Outro ponto mencionado pelo presidente Chang foi que, desde o ano passado, a Toyota tem sido uma das montadoras que sofreu menos os impactos da falta de semicondutores no Brasil: “Se olharmos para os períodos de paradas das empresas fabricantes por causa do problema, os nossos foram os menores. E isso se deve, sobretudo, ao sistema de planejamento que temos com nossos fornecedores. Ajudou muito para minimizar os impactos de falta de peças”.
Dois dias depois da entrevista exclusiva concedida a AutoData, entretanto, durante o evento Woman GR Day, no Circuito Panamericano, em Elias Fausto, SP, em que mulheres puderam testar veículos esportivos da Toyota Gazoo Racing e andar em carro da Stock Car, a empresa anunciou que a fábrica de Indaiatuba, SP, onde é feito o Corolla sedã, suspenderá a operação de 14 a 18 de março.
Sobre a guerra de Rússia e Ucrânia, e o potencial efeito de acirrar a crise dos chips, o dirigente disse esperar que os impactos sejam mínimos para a operação na região. A produção Toyota foi suspensa nos dois países.
Novo modelo? – A respeito da possibilidade de produzir mais um híbrido ou um elétrico no País o presidente da Toyota disse que “planos sempre há”, mas que isso dependerá de série de fatores conjunturais. E que , apesar das incertezas no curto prazo, a companhia tem planejamento de médio e longo prazos para a operação brasileira.
“Competitividade e previsibilidade são primordiais. Temos, por um lado, um dever de casa: ser mais eficientes, reduzir os custos, ser mais produtivos. Mas também precisamos, por outro, que o País seja competitivo, que o custo Brasil diminua, que a questão da carga tributária seja resolvida com uma reforma.”
“Nossos investimentos não são para amanhã. São para dois, três, cinco anos. E aqui não se trata somente da projeção de crescimento do PIB, mas de ter alguma certeza do direcionamento de políticas públicas. Por exemplo: agora muito se fala da importância de reduzir a emissão de carbono, o que tem tudo a ver com a nossa indústria, com os carros híbridos e elétricos. E trazer novas tecnologias gera impacto em toda a cadeia de fornecimento. É uma mudança que precisa ser planejada. E precisa ser escrita em linhas claras”.
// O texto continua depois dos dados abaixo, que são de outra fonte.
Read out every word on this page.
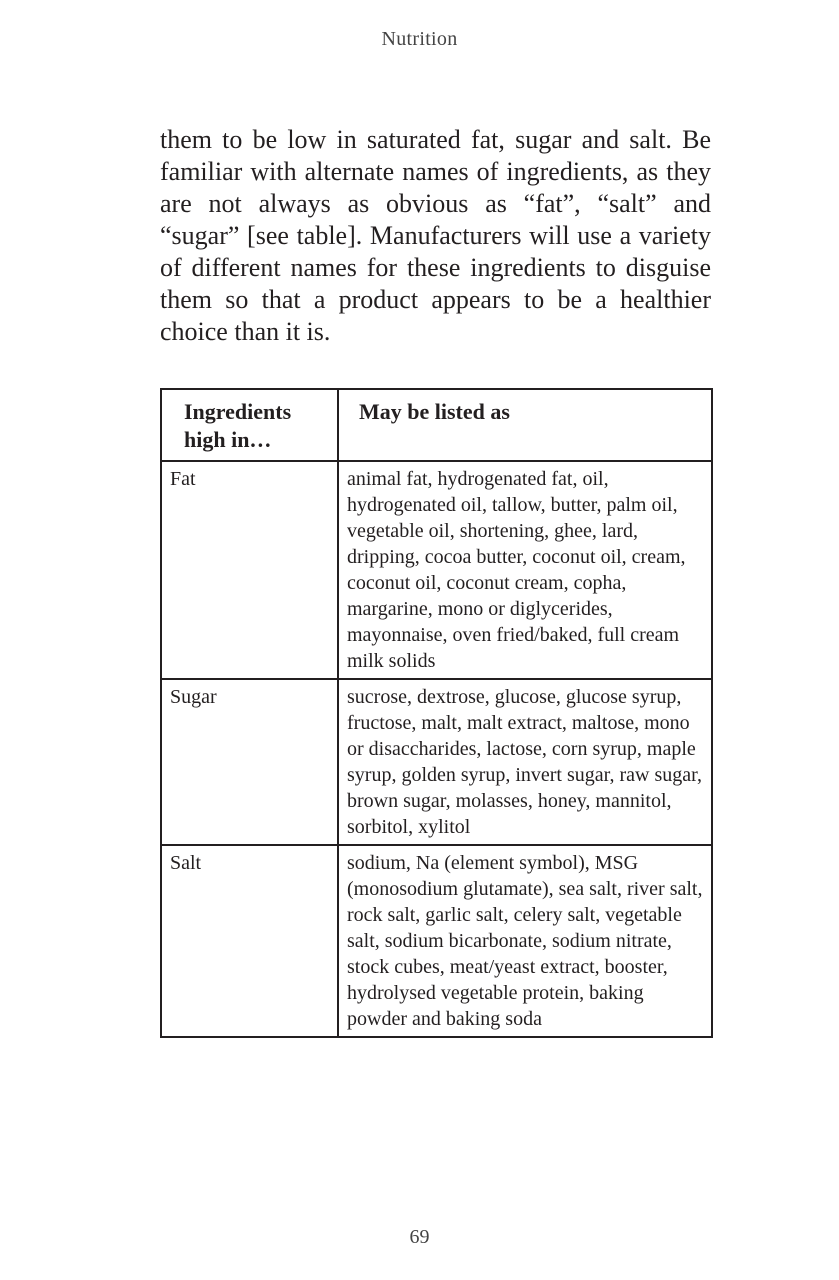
Nutrition

them to be low in saturated fat, sugar and salt. Be familiar with alternate names of ingredients, as they are not always as obvious as “fat”, “salt” and “sugar” [see table]. Manufacturers will use a variety of different names for these ingredients to disguise them so that a product appears to be a healthier choice than it is.

Ingredients high in…	May be listed as
Fat	animal fat, hydrogenated fat, oil, hydrogenated oil, tallow, butter, palm oil, vegetable oil, shortening, ghee, lard, dripping, cocoa butter, coconut oil, cream, coconut oil, coconut cream, copha, margarine, mono or diglycerides, mayonnaise, oven fried/baked, full cream milk solids
Sugar	sucrose, dextrose, glucose, glucose syrup, fructose, malt, malt extract, maltose, mono or disaccharides, lactose, corn syrup, maple syrup, golden syrup, invert sugar, raw sugar, brown sugar, molasses, honey, mannitol, sorbitol, xylitol
Salt	sodium, Na (element symbol), MSG (monosodium glutamate), sea salt, river salt, rock salt, garlic salt, celery salt, vegetable salt, sodium bicarbonate, sodium nitrate, stock cubes, meat/yeast extract, booster, hydrolysed vegetable protein, baking powder and baking soda
69
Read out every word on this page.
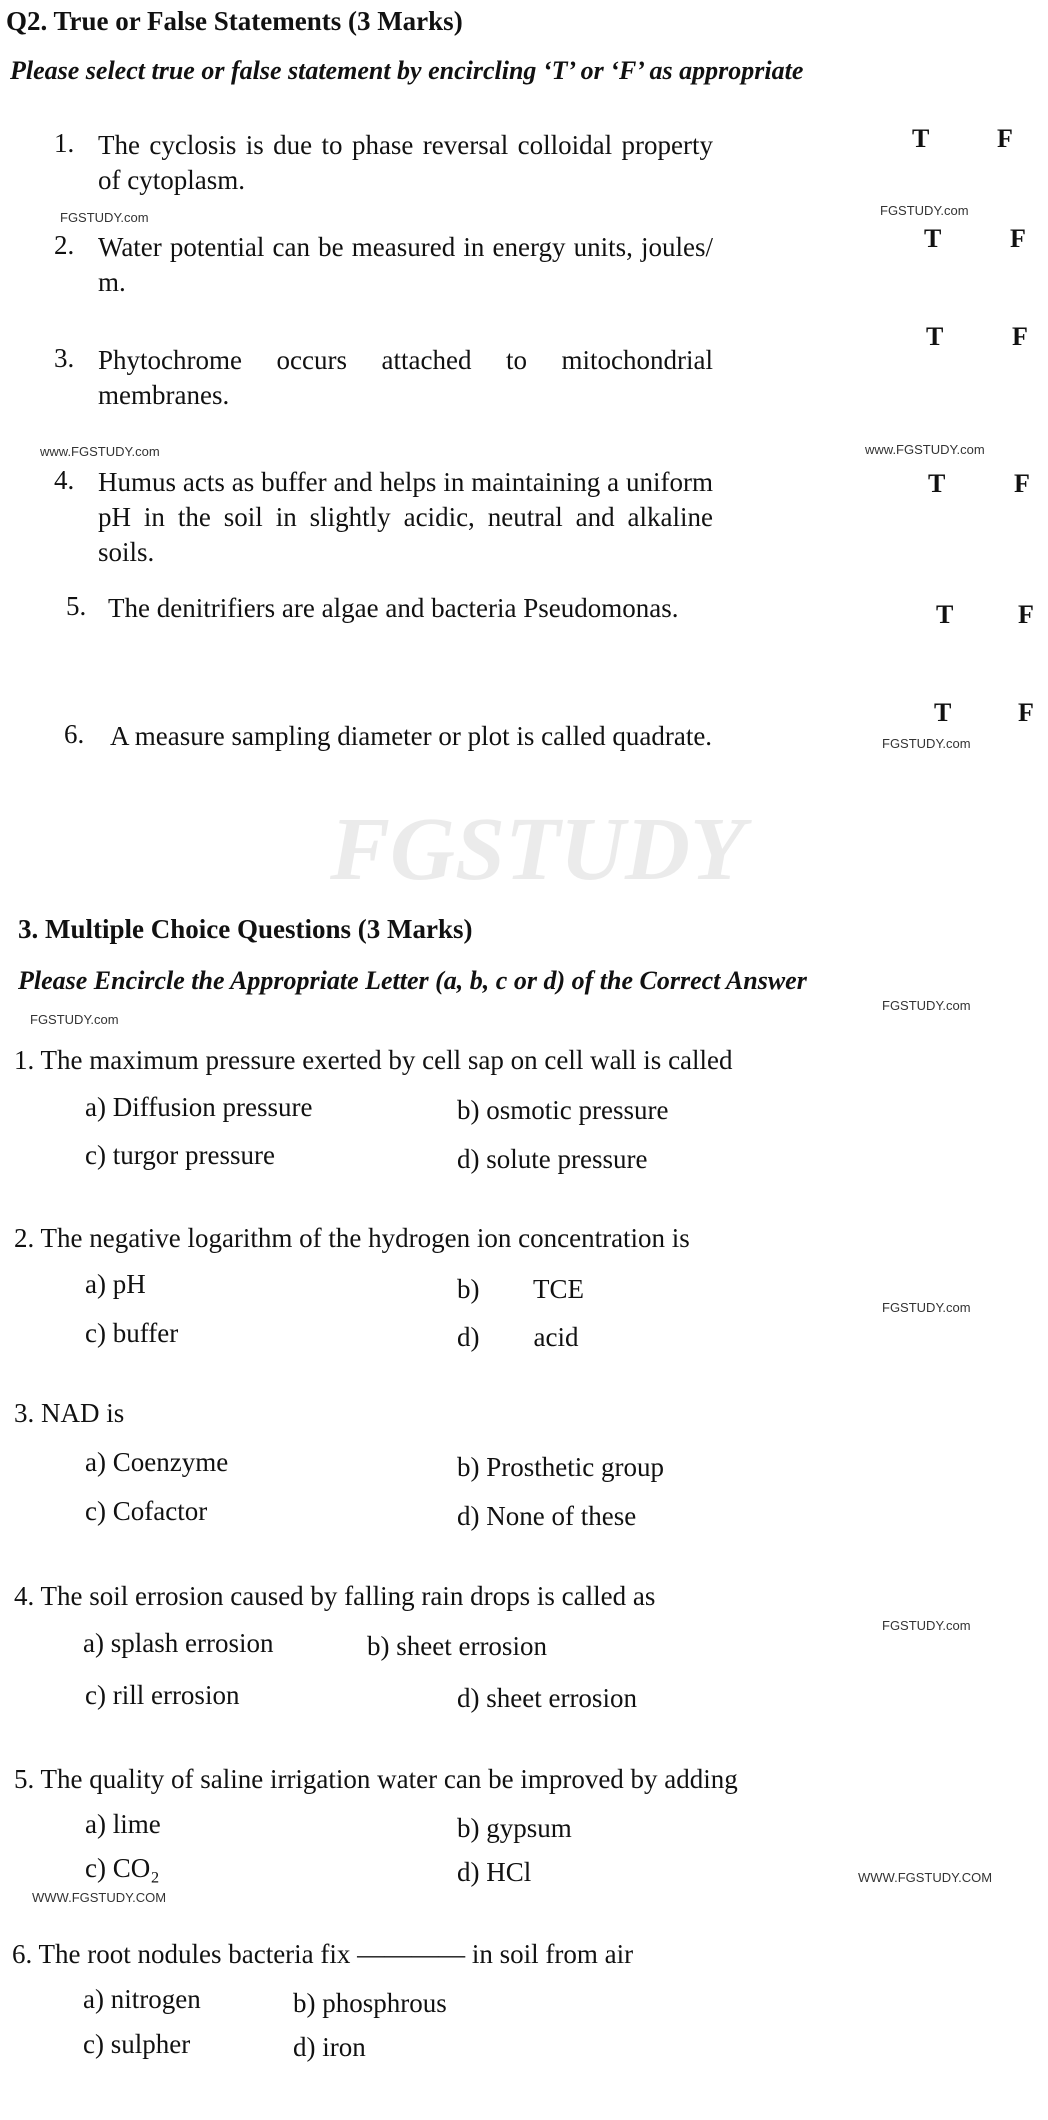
FGSTUDY
Q2. True or False Statements (3 Marks)
Please select true or false statement by encircling ‘T’ or ‘F’ as appropriate
1. The cyclosis is due to phase reversal colloidal property of cytoplasm.
T	F
2. Water potential can be measured in energy units, joules/ m.
T	F
3. Phytochrome occurs attached to mitochondrial membranes.
T	F
4. Humus acts as buffer and helps in maintaining a uniform pH in the soil in slightly acidic, neutral and alkaline soils.
T	F
5. The denitrifiers are algae and bacteria Pseudomonas.	T F
6. A measure sampling diameter or plot is called quadrate.
T	F
FGSTUDY.com	FGSTUDY.com
www.FGSTUDY.com
www.FGSTUDY.com
FGSTUDY.com
FGSTUDY.com
FGSTUDY.com
FGSTUDY.com
FGSTUDY.com
WWW.FGSTUDY.COM
WWW.FGSTUDY.COM
3. Multiple Choice Questions (3 Marks)
Please Encircle the Appropriate Letter (a, b, c or d) of the Correct Answer
1. The maximum pressure exerted by cell sap on cell wall is called
a) Diffusion pressure	b) osmotic pressure
c) turgor pressure	d) solute pressure
2. The negative logarithm of the hydrogen ion concentration is
a) pH	b)        TCE
c) buffer	d)        acid
3. NAD is
a) Coenzyme	b) Prosthetic group
c) Cofactor	d) None of these
4. The soil errosion caused by falling rain drops is called as
a) splash errosion	b) sheet errosion
c) rill errosion	d) sheet errosion
5. The quality of saline irrigation water can be improved by adding
a) lime	b) gypsum
c) CO₂	d) HCl
6. The root nodules bacteria fix ———— in soil from air
a) nitrogen	b) phosphrous
c) sulpher	d) iron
Rafael Chang, presidente da Toyota do Brasil
O presidente da Toyota avaliou que o recente anúncio da redução do IPI ajudará a ativar a demanda e reconheceu que há esforço do governo em abrir mão de arrecadação fiscal, mas que se trata de medida pontual: “Precisamos resolver as questões estruturais”.
Plano – Enquanto isso, para driblar as dificuldades já postas, e acentuadas pela valorização do dólar, hoje em R$ 5,05, mas que durante todo o ano passado se sustentou em patamar de R$ 5,50, ele disse que o foco está em reduzir os custos com as ferramentas disponíveis: ampliar progressivamente a localização de peças, hoje em torno de 60% a 70%, dependendo do modelo, e as exportações, que antes da pandemia respondiam por 22% da produção e que, atualmente, são 30%: “Queremos exportar mais o Corolla Cross”.
Chang assinalou, ainda, que diante da realidade de necessidade crescente de tecnologias limpas, gostaria de avançar em um ponto:
“Nosso motor híbrido ainda é importado: estamos trazendo-o para o Corolla e o Corolla Cross do Japão. E para mudar isso é preciso ter escala. Até 2035 todo nosso portfólio terá versão eletrificada. E não é uma questão só da Toyota. Isso demandará maior nacionalização de componentes. Qual será a política nesse sentido? E não estou falando de incentivo, que para nós não é sinônimo de competitividade, porque tem um prazo. Estou falando das regras do jogo e de infraestrutura para podermos planejar o futuro e, consequentemente, os investimentos”.